Maurice is working on the NIHR funded DynAIRx project with Dr Matthew Sperrin and the rest of DynAIRx team. The DynAIRx project aims to develop statistical tools under a causal inference framework that support GPs & pharmacists to find patients living with multimorbidity and polypharmacy who might be offered a better combination of medicines.
Maurice attained a PhD in Health Economics and Statistics at the Graduate Entry Medical School, University of Limerick. During his PhD he worked with randomised controlled trials developing statistical and health economic methodology for the evaluation of health interventions as part of the first Health Research Board (HRB) Research Leaders programme in Ireland.
After his PhD, Maurice worked as a postdoctoral researcher in biostatistics at the HRB Clinical Research Facility, School of Medicine, University of Galway, which was part of a HRB Emerging Investigator award programme. Maurice and collaborators developed statistical methods and R packages (e.g. graphPAF) for ‘population attributable fractions’, a causal metric that refers to the level of disease in a population that would be avoided in the absence of a harmful exposure e.g. smoking.
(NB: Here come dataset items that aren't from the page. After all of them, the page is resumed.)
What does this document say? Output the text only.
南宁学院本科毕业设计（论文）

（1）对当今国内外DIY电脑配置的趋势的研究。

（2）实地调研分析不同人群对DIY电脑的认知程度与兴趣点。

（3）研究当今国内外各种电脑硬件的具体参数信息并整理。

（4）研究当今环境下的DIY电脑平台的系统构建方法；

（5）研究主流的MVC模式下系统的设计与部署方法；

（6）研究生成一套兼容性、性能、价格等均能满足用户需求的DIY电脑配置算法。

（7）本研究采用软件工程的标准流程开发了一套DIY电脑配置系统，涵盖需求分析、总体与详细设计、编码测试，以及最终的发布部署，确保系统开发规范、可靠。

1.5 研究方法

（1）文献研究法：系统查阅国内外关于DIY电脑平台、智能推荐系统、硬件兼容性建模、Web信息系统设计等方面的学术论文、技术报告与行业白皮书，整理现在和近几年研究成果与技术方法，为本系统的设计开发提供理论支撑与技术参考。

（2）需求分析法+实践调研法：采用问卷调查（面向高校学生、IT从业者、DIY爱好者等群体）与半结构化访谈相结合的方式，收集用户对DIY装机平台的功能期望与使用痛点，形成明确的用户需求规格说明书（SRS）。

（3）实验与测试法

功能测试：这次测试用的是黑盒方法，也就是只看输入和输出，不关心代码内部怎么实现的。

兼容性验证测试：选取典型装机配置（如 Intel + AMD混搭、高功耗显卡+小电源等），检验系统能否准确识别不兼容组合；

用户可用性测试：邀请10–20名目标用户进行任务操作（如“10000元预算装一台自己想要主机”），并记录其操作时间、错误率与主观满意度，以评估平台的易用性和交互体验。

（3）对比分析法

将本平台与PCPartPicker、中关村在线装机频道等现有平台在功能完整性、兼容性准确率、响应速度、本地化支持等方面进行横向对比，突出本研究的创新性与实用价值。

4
Maurice has held lecturing and research positions at the University of Limerick and Munster Technological University. Prior to his PhD, Dr O’Connell trained and worked as an actuary. Maurice also has a BSc degree in Financial and Actuarial Mathematics from Dublin City University.
His research interests include causal inference, medical statistics, causal machine learning, counterfactual prediction, statistical methodology in medicine and epidemiology, decision theory, statistical and health economic analysis of randomised controlled trials, observational studies and electronic health records.